When I decided to get a new desktop computer, after some online research, I figured out that building my own PC would be cheaper and more customizable than buying a prebuilt computer. However, the wide array of different parts, brands and prices were a little bit overwhelming.
In order to get a better idea of what parts I needed, I watched some youtube videos of people assembling computers. After that, I used a few key websites to organize and budget out my list of parts. First, pcpartpicker.com allows you to choose from among a huge catalog of different brands and models of each part, and also finds the best prices for parts among a number of different vendors. Another site, logicalincrements.com, allowed me to see suggestions for parts at a number of different budget tiers–it shows lists of parts that fit certain price ranges.
When it came to actually picking parts, I compared models and brands at similar price points based on online reviews, forum posts on sites like reddit.com/r/buildapc, and specifications that were relevant to my needs. The most important parts of PC building are knowing what you want to do with your computer, and what your budget is. For example, I wanted to be able to play recent video games at decent quality settings, and a number of my decisions reflect that desire as opposed to, say, a video-editing build.
There are plenty of guides to be found online that explain the best choices for different budgets and uses, so I won’t focus heavily on the details of each part. However, I would like to talk about the benefits of building a presumably expensive PC.

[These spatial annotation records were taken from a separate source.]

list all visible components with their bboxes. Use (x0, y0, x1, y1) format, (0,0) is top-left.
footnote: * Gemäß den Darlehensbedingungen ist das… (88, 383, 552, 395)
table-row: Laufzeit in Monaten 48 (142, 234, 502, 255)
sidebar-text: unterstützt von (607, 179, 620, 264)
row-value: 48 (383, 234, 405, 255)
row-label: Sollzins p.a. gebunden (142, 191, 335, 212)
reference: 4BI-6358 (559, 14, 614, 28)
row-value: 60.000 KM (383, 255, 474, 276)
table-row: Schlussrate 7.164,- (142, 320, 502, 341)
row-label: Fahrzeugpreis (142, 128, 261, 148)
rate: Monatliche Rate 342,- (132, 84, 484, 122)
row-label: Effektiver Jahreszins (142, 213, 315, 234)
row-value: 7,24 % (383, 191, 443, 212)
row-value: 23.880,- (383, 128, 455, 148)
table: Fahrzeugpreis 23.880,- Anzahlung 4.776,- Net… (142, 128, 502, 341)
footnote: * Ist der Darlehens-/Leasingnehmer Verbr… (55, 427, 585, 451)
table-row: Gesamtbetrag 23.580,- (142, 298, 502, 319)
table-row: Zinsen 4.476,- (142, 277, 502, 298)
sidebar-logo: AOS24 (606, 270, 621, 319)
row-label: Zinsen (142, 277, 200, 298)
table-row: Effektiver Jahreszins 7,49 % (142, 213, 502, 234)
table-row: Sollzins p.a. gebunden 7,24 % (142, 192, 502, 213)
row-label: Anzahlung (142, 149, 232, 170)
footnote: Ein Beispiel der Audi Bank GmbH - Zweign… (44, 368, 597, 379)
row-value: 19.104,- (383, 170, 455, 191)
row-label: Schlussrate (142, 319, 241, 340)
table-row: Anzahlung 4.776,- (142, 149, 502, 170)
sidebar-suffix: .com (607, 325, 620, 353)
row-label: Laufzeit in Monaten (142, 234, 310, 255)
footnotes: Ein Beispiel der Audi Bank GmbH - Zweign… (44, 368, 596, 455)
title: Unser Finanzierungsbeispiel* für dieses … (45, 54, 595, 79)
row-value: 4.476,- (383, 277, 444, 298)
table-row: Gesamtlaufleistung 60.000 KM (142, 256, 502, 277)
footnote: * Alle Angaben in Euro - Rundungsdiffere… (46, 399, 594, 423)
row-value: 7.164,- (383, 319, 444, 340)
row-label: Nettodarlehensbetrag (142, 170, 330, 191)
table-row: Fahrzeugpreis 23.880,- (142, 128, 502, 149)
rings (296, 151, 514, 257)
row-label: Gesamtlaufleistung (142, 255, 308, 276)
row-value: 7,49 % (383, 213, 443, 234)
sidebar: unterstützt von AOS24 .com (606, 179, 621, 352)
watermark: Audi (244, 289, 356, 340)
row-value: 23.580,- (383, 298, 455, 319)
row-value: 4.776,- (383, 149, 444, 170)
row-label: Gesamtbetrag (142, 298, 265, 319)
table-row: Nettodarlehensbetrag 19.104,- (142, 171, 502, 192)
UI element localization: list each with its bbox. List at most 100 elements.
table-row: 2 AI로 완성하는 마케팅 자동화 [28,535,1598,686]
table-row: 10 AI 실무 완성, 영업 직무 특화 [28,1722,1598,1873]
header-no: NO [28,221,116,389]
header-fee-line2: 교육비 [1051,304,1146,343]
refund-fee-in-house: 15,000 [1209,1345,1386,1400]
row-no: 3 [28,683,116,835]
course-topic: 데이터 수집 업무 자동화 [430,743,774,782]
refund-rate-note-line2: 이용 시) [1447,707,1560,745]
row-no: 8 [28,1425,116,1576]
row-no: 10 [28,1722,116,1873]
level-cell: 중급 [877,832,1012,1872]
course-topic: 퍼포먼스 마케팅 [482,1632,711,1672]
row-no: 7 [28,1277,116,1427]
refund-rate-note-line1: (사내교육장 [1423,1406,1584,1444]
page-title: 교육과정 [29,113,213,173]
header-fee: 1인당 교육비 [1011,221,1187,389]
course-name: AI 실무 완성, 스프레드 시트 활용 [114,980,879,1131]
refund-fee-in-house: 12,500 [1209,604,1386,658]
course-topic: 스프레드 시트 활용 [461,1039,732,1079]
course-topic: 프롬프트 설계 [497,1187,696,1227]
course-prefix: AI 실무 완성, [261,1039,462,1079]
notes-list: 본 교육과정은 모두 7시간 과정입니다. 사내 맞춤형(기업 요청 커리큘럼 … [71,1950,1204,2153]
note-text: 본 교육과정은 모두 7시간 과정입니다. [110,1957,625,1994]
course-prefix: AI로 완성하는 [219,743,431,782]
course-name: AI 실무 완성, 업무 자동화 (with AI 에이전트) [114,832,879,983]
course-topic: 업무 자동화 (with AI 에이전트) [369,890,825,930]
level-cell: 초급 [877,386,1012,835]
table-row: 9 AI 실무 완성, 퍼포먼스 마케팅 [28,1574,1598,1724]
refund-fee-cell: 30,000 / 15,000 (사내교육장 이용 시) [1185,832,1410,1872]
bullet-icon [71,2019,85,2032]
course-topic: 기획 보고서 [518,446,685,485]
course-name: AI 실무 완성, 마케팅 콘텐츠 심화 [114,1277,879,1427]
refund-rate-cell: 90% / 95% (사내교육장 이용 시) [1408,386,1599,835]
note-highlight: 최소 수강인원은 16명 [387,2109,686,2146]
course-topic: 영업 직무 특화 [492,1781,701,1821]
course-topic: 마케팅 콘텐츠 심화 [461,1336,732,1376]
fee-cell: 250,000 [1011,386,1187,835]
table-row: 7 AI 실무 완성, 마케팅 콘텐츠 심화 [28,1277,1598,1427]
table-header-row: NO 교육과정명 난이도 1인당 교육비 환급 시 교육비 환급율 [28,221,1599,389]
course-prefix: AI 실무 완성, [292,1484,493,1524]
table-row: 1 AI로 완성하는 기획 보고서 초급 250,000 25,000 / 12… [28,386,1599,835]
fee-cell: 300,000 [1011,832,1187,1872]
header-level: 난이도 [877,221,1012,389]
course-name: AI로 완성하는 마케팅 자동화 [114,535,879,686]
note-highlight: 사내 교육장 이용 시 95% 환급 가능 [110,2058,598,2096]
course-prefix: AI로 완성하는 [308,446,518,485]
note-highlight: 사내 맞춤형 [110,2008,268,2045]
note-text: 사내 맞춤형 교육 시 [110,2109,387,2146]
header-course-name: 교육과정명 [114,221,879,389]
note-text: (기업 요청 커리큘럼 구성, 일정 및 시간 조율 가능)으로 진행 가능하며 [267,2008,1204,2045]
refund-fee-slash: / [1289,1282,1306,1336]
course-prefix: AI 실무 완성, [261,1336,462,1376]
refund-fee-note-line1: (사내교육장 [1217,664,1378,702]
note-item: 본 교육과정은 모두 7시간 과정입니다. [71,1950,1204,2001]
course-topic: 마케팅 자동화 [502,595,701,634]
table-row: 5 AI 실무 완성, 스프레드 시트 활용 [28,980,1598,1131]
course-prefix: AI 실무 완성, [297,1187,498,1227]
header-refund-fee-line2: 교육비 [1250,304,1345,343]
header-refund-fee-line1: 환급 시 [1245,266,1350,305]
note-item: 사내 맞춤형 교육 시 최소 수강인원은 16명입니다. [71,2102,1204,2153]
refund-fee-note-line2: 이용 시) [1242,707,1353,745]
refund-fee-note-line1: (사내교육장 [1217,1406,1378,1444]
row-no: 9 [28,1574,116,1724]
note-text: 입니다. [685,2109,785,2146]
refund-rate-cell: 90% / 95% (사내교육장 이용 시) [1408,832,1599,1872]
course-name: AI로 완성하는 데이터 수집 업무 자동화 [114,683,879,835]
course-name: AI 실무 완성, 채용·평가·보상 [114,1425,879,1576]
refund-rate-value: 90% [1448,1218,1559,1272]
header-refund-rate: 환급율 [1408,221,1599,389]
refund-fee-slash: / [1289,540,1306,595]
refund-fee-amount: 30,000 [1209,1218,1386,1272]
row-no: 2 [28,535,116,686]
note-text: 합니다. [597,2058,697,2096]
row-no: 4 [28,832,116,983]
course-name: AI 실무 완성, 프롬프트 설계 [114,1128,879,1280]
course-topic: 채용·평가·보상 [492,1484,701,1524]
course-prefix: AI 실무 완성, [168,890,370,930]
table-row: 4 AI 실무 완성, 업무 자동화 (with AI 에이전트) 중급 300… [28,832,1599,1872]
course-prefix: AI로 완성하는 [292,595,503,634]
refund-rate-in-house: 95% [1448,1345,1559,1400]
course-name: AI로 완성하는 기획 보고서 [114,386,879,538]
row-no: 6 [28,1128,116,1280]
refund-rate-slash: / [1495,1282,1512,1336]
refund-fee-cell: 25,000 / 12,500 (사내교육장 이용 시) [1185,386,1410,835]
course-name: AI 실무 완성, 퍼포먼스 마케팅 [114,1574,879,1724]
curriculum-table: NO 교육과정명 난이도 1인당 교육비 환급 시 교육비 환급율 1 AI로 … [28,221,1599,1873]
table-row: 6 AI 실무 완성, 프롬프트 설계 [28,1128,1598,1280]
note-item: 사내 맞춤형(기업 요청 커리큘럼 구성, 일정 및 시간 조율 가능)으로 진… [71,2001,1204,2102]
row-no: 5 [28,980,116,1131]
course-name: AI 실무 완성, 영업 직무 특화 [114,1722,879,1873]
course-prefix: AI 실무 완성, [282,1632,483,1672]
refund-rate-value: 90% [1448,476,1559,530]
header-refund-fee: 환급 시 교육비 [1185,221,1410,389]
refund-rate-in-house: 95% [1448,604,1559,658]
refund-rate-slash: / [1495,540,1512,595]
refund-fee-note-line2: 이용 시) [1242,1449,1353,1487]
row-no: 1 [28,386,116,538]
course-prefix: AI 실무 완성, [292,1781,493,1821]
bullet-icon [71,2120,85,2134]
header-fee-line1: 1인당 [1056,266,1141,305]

Apart from the obvious advantages of building your own computer, like being able to customize it, it also provides you a lot of insight into how computers work. When comparing different parts based on their technical aspects, you become familiar with what that part does, and which brand or model can perform its function the best.

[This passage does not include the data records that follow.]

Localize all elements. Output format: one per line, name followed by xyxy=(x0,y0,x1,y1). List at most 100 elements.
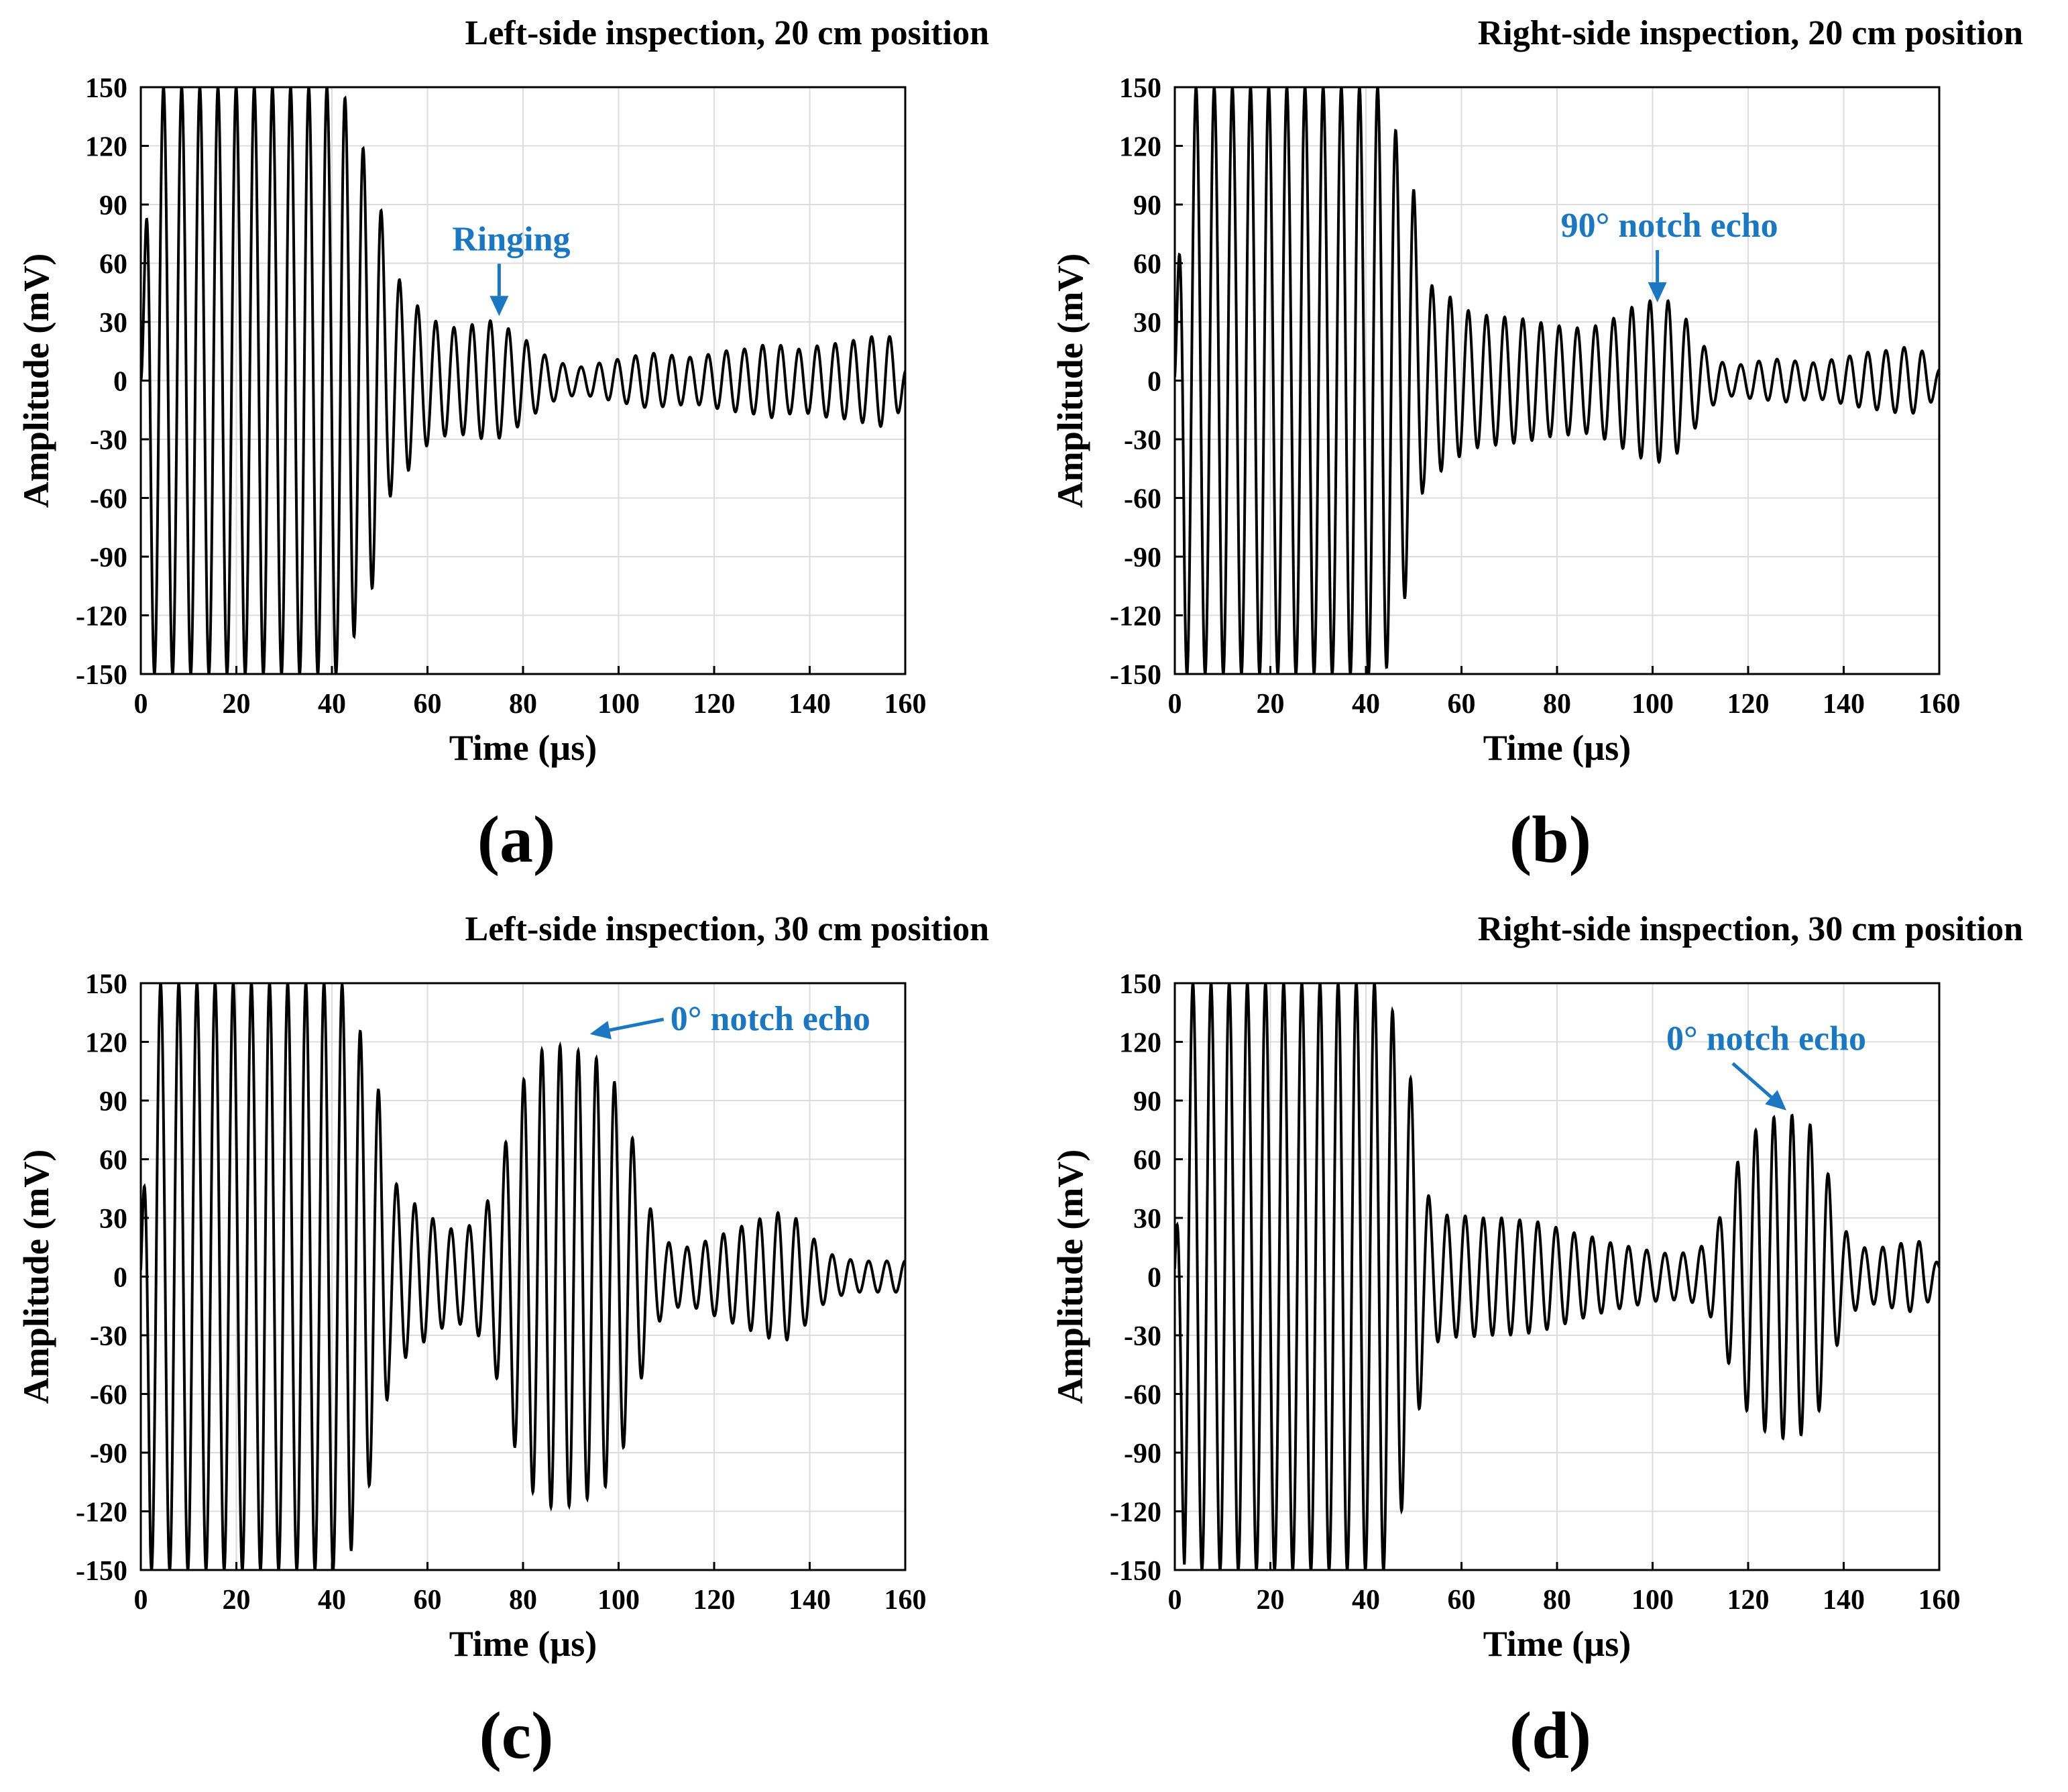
y-tick-label: -90 xyxy=(1124,1439,1161,1469)
y-tick-label: -60 xyxy=(1124,484,1161,515)
y-tick-label: -90 xyxy=(90,543,127,573)
x-axis-label: Time (µs) xyxy=(449,728,597,768)
y-tick-label: 150 xyxy=(1119,969,1161,1000)
x-tick-label: 0 xyxy=(134,689,148,720)
y-axis-label: Amplitude (mV) xyxy=(1050,254,1090,508)
x-tick-label: 120 xyxy=(693,689,736,720)
y-tick-label: -120 xyxy=(76,602,127,632)
x-tick-label: 20 xyxy=(223,1585,251,1616)
y-tick-label: 0 xyxy=(1147,1263,1161,1294)
annotation-arrow xyxy=(609,1017,665,1032)
chart-title: Left-side inspection, 20 cm position xyxy=(465,14,990,52)
panel-label: (d) xyxy=(1509,1698,1591,1773)
x-tick-label: 120 xyxy=(1727,689,1770,720)
y-tick-label: 0 xyxy=(1147,367,1161,398)
series-signal-line xyxy=(1175,87,1939,674)
x-tick-label: 20 xyxy=(1257,1585,1285,1616)
y-tick-label: 90 xyxy=(1133,1086,1161,1117)
x-tick-label: 160 xyxy=(1918,1585,1961,1616)
x-tick-label: 0 xyxy=(1168,689,1182,720)
x-tick-label: 120 xyxy=(1727,1585,1770,1616)
x-tick-label: 140 xyxy=(1823,1585,1865,1616)
annotation-label: 0° notch echo xyxy=(671,1000,870,1038)
annotation-arrowhead xyxy=(1648,282,1667,302)
panel-label: (b) xyxy=(1509,802,1591,877)
annotation-label: Ringing xyxy=(452,220,570,258)
y-tick-label: 30 xyxy=(99,1204,127,1235)
y-tick-label: 60 xyxy=(99,1145,127,1176)
y-tick-label: -60 xyxy=(1124,1380,1161,1411)
x-tick-label: 80 xyxy=(1543,1585,1571,1616)
grid xyxy=(1174,87,1940,675)
x-tick-label: 80 xyxy=(509,1585,537,1616)
x-axis-label: Time (µs) xyxy=(1483,1624,1631,1664)
x-tick-label: 80 xyxy=(509,689,537,720)
y-tick-label: 120 xyxy=(85,132,127,163)
panel-b: 0 20 40 60 80 100 120 140 160 150 120 90 60 30 0 -30 -60… xyxy=(1050,14,2023,877)
y-tick-label: -60 xyxy=(90,484,127,515)
y-tick-label: 150 xyxy=(85,969,127,1000)
panel-d: 0 20 40 60 80 100 120 140 160 150 120 90 60 30 0 -30 -60… xyxy=(1050,910,2023,1773)
annotation-arrow xyxy=(1731,1062,1773,1099)
y-tick-label: -150 xyxy=(1110,660,1161,691)
x-tick-label: 40 xyxy=(318,1585,346,1616)
y-tick-label: -150 xyxy=(76,1556,127,1587)
annotation-label: 0° notch echo xyxy=(1666,1020,1866,1058)
x-tick-label: 80 xyxy=(1543,689,1571,720)
y-tick-label: -120 xyxy=(76,1498,127,1528)
annotation-arrowhead xyxy=(490,296,509,317)
x-tick-label: 100 xyxy=(597,689,640,720)
y-tick-label: 90 xyxy=(99,190,127,221)
y-tick-label: 120 xyxy=(85,1028,127,1059)
x-tick-label: 20 xyxy=(1257,689,1285,720)
x-tick-label: 160 xyxy=(884,1585,927,1616)
x-tick-label: 100 xyxy=(1631,689,1674,720)
annotation-arrowhead xyxy=(1765,1090,1786,1111)
x-tick-label: 60 xyxy=(1448,689,1476,720)
y-tick-label: 120 xyxy=(1119,1028,1161,1059)
y-tick-label: -120 xyxy=(1110,1498,1161,1528)
panel-label: (a) xyxy=(477,802,556,877)
y-tick-label: -120 xyxy=(1110,602,1161,632)
y-axis-label: Amplitude (mV) xyxy=(16,1150,56,1404)
y-tick-label: 30 xyxy=(1133,308,1161,339)
x-tick-label: 140 xyxy=(1823,689,1865,720)
y-axis-label: Amplitude (mV) xyxy=(1050,1150,1090,1404)
y-tick-label: -30 xyxy=(1124,1321,1161,1352)
series-signal-line xyxy=(1175,983,1939,1570)
x-tick-label: 0 xyxy=(1168,1585,1182,1616)
x-tick-label: 0 xyxy=(134,1585,148,1616)
panel-a: 0 20 40 60 80 100 120 140 160 150 120 90 60 30 0 -30 -60… xyxy=(16,14,990,877)
y-tick-label: -30 xyxy=(90,1321,127,1352)
annotation-label: 90° notch echo xyxy=(1561,207,1778,245)
grid xyxy=(140,87,906,675)
chart-title: Left-side inspection, 30 cm position xyxy=(465,910,990,948)
y-tick-label: -60 xyxy=(90,1380,127,1411)
y-tick-label: 120 xyxy=(1119,132,1161,163)
y-tick-label: -150 xyxy=(76,660,127,691)
panel-c: 0 20 40 60 80 100 120 140 160 150 120 90 60 30 0 -30 -60… xyxy=(16,910,990,1773)
x-axis-label: Time (µs) xyxy=(449,1624,597,1664)
x-tick-label: 20 xyxy=(223,689,251,720)
x-tick-label: 60 xyxy=(414,1585,442,1616)
x-tick-label: 120 xyxy=(693,1585,736,1616)
x-tick-label: 160 xyxy=(884,689,927,720)
y-tick-label: 150 xyxy=(1119,73,1161,104)
x-tick-label: 40 xyxy=(318,689,346,720)
annotation-arrowhead xyxy=(589,1021,612,1040)
y-tick-label: 90 xyxy=(99,1086,127,1117)
y-tick-label: 30 xyxy=(1133,1204,1161,1235)
x-axis-label: Time (µs) xyxy=(1483,728,1631,768)
x-tick-label: 60 xyxy=(1448,1585,1476,1616)
y-tick-label: 0 xyxy=(113,1263,127,1294)
y-tick-label: -90 xyxy=(1124,543,1161,573)
x-tick-label: 100 xyxy=(597,1585,640,1616)
y-tick-label: -150 xyxy=(1110,1556,1161,1587)
chart-title: Right-side inspection, 20 cm position xyxy=(1478,14,2023,52)
y-tick-label: -30 xyxy=(90,425,127,456)
y-tick-label: 60 xyxy=(1133,249,1161,280)
x-tick-label: 140 xyxy=(789,1585,831,1616)
chart-title: Right-side inspection, 30 cm position xyxy=(1478,910,2023,948)
x-tick-label: 60 xyxy=(414,689,442,720)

The knowledge that comes from assembling your own PC can transfer to higher education fields like Information Technology, Computer Science, or Electrical Engineering. Finally, the planning involved in making a budget for a computer is applicable to many real-life scenarios. Taking the time to make a plan, look for deals or used parts, and deciding what you can and can’t afford are all necessary steps before making any large purchases.
I’d encourage anyone with an interest in programming or other STEM areas to look into building their own PC as an easy and fun way to learn about computers.